Aykut: Vücudundaki dövmeleri fark etmemek mümkün değil. Bunlar senin için ne anlama geliyor, biraz bunlardan bahseder misin?
Gediminas: Evet, kollarımda, bacaklarımda ve sol omzumda dövmeler var. İlk önce sol koluma denemek için bir tane yaptırmıştım ve daha sonra arkası geldi. En önemli dövmem ise sol kolumun içindeki dövme.
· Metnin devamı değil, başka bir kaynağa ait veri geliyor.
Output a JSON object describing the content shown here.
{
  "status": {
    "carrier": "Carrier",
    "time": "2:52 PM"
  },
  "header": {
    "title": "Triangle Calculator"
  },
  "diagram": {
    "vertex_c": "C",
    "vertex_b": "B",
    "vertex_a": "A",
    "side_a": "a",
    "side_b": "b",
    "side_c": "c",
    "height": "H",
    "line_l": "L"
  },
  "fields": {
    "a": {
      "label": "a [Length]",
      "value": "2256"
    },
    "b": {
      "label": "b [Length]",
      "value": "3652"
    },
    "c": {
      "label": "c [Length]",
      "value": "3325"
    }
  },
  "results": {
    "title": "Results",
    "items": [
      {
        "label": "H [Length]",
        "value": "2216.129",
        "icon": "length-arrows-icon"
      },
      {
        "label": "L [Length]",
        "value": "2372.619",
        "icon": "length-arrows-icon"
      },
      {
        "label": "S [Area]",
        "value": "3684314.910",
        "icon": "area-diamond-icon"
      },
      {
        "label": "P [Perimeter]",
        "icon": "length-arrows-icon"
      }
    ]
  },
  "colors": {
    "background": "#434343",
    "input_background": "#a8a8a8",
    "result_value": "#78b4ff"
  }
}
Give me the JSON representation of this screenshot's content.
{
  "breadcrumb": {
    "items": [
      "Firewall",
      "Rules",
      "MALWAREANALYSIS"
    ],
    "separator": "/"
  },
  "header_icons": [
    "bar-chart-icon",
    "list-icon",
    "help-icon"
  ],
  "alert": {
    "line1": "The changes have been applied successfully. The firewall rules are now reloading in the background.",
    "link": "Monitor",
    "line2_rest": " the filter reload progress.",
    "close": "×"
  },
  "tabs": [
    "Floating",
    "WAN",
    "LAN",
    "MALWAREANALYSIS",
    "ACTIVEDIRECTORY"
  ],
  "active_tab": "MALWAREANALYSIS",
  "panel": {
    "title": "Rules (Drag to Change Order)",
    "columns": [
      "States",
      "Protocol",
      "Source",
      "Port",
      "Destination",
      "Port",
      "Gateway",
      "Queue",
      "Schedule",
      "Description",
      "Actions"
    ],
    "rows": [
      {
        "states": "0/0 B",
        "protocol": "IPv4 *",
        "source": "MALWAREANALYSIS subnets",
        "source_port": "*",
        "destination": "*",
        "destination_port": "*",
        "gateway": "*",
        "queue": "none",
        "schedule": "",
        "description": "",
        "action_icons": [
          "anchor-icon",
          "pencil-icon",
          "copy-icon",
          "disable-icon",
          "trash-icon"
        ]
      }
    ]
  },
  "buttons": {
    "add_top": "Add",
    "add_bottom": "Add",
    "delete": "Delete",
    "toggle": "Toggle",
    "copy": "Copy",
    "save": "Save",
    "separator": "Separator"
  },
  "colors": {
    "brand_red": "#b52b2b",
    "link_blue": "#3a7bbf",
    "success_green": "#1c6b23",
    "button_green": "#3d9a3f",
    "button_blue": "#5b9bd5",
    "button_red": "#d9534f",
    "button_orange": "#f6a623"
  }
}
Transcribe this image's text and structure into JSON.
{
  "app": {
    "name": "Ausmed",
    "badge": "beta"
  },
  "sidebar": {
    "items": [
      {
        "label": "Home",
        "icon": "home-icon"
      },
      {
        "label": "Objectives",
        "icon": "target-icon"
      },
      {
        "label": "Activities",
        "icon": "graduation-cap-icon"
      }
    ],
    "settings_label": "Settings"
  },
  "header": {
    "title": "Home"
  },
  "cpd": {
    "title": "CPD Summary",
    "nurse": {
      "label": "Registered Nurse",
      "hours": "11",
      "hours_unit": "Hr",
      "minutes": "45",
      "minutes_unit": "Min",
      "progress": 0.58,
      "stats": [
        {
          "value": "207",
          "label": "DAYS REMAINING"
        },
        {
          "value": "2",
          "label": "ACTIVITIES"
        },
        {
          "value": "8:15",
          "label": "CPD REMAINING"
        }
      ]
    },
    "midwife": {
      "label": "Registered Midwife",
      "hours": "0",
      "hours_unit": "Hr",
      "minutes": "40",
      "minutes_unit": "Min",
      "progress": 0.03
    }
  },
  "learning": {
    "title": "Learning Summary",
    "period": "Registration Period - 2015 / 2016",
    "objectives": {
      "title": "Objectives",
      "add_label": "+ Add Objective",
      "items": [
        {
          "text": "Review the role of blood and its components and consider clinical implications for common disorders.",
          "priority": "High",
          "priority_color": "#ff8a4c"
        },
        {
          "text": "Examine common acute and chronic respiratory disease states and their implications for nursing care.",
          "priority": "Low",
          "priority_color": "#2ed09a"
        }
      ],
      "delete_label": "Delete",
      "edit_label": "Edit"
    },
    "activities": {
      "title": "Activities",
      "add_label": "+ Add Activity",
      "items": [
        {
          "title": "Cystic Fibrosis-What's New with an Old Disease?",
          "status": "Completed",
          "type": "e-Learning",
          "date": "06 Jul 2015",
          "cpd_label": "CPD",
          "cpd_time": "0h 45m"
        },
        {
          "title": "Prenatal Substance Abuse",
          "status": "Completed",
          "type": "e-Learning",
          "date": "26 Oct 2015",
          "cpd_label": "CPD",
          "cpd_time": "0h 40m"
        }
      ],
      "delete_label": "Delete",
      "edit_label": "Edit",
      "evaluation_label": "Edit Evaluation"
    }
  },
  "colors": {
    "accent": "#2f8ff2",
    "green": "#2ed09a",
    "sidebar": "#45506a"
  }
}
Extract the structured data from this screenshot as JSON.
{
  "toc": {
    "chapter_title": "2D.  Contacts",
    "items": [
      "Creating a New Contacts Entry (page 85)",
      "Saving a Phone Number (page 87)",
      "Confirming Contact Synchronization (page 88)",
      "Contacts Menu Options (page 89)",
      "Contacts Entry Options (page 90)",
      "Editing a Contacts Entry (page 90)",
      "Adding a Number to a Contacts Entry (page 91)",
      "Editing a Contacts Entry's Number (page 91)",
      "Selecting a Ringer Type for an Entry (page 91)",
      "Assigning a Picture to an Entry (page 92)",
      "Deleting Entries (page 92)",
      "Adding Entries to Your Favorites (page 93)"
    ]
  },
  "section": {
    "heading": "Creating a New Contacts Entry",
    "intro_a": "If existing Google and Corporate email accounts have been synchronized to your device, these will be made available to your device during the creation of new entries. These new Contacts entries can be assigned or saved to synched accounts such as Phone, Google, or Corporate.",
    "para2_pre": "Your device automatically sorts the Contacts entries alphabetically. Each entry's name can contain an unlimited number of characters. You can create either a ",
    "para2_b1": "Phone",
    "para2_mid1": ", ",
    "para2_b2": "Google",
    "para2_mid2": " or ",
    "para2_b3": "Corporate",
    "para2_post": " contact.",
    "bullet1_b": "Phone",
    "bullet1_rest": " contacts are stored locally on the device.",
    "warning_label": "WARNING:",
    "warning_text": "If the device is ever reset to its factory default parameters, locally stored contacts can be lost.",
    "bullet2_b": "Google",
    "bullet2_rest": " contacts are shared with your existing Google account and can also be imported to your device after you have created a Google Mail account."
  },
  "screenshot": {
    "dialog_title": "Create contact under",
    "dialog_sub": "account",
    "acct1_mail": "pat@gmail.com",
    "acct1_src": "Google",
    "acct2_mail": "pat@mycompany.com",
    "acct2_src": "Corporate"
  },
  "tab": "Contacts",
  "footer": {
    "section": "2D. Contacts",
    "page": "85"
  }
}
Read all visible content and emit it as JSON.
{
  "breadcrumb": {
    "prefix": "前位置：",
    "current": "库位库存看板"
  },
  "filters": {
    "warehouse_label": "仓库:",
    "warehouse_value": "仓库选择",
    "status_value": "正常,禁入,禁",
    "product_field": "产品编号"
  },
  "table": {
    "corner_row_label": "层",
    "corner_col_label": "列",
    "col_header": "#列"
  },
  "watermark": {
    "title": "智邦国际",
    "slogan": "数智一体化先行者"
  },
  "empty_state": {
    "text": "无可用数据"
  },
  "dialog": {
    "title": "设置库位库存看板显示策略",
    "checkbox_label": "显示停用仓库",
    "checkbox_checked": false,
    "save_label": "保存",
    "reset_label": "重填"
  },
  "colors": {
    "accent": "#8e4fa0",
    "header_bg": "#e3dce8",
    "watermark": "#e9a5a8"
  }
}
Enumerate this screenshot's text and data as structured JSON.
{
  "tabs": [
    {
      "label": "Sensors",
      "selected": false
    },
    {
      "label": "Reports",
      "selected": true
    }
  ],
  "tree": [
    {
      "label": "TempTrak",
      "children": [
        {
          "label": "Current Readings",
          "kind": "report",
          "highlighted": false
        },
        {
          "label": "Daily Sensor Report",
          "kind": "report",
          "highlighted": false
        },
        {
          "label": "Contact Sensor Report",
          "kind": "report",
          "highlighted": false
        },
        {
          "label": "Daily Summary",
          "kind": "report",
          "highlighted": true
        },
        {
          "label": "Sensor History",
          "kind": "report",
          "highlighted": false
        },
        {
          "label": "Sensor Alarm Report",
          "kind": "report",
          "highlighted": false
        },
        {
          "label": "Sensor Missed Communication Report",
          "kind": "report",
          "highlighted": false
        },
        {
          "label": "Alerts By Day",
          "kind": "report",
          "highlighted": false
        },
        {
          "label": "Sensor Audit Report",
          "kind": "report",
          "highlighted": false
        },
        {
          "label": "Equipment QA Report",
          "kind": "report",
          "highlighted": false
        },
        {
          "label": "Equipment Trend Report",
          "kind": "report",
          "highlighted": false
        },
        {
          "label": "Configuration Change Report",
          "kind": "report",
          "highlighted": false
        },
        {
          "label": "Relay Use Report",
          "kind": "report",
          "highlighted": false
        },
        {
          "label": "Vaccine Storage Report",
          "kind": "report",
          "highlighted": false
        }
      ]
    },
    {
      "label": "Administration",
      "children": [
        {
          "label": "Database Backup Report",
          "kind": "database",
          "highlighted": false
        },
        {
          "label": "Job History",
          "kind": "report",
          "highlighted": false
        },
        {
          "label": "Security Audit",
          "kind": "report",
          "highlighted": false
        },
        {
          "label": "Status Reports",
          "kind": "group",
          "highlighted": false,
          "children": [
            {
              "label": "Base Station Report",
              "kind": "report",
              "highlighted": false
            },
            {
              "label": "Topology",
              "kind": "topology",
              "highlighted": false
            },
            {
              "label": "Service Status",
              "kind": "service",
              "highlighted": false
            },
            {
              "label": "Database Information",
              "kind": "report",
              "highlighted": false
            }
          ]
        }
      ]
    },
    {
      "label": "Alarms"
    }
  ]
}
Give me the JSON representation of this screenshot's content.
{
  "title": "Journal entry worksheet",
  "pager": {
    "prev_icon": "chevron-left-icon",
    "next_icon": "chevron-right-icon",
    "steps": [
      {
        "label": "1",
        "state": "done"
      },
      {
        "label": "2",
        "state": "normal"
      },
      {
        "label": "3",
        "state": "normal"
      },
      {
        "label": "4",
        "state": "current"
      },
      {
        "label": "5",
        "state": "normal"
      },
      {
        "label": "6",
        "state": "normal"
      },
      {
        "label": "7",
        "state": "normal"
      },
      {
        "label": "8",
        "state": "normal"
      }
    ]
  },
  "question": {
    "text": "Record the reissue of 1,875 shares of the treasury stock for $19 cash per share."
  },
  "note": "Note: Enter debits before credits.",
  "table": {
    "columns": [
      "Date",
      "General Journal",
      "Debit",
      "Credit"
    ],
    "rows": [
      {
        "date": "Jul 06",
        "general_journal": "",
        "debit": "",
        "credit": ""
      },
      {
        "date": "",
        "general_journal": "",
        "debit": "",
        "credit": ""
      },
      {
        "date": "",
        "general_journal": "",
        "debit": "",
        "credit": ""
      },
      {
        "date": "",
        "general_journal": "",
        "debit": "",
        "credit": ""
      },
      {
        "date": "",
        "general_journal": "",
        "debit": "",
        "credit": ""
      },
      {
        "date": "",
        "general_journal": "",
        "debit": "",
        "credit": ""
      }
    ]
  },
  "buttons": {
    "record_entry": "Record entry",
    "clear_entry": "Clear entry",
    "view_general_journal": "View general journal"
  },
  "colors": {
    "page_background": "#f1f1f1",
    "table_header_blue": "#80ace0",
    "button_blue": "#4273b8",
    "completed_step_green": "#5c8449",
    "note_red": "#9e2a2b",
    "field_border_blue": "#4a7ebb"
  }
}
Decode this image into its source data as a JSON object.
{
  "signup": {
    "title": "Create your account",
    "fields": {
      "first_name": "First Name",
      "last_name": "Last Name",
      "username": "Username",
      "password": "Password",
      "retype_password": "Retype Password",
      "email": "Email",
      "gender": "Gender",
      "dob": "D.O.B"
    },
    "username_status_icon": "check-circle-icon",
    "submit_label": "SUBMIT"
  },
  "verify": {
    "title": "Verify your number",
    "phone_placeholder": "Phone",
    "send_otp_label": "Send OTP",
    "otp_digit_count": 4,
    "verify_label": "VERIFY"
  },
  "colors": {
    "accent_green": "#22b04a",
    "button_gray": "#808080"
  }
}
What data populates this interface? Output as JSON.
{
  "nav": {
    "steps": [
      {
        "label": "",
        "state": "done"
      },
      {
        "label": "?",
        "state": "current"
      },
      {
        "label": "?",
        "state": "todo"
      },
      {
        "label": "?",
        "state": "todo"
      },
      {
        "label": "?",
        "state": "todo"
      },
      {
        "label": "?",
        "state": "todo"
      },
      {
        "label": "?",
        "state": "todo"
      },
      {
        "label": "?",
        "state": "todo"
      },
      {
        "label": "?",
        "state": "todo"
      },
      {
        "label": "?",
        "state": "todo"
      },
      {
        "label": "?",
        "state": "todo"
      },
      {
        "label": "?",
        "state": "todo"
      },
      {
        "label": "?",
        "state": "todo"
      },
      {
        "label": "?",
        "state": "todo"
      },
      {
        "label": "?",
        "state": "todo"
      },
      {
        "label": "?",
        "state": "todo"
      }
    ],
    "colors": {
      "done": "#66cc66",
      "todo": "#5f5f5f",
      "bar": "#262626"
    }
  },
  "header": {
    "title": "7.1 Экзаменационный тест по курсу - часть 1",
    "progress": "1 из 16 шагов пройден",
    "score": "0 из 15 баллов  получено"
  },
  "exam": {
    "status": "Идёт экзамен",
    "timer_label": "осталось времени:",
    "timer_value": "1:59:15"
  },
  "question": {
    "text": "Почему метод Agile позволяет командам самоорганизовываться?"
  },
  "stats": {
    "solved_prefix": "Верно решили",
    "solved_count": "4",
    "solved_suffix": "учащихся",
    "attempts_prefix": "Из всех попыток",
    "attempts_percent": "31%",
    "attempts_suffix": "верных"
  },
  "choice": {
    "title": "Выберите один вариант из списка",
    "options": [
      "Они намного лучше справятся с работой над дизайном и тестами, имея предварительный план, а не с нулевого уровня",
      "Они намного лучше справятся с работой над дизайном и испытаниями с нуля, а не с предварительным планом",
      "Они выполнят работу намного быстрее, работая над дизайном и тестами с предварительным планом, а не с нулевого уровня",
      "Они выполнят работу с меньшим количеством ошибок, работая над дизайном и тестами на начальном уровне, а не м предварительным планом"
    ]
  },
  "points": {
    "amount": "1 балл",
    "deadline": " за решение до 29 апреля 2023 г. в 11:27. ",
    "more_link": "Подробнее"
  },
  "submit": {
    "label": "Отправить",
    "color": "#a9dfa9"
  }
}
Onda iki oğlumun ismi yazıyor. Şimdi ise önemli yarışlardan sonra o yarışı bana hatırlatan dövmeler yaptırmayı alışkanlık haline getirdim.
Aykut: Hmmm, belki de Salomon Cappadocia Ultra Trail’den sonra bir peri bacası dövmesi görebiliriz, ne dersin?
Gediminas: Tabii ki, neden olmasın!
Aykut: Peki, yarıştan sonra sana bunu hatırlatacağımdan emin olabilirsin! Yarıştan bahsetmişken, birçok önemli patika ultrasını koştun ve çok özel yerlerdeki parkurlarda yarıştın. Bu hafta sonu ise Salomon Cappadocia Ultra Trail parkurunda koşup balon turu ile bölgeyi havadan gördün. Gördüklerin ışığında yarış parkurunu ve Kapadokya patikalarını nasıl buldun?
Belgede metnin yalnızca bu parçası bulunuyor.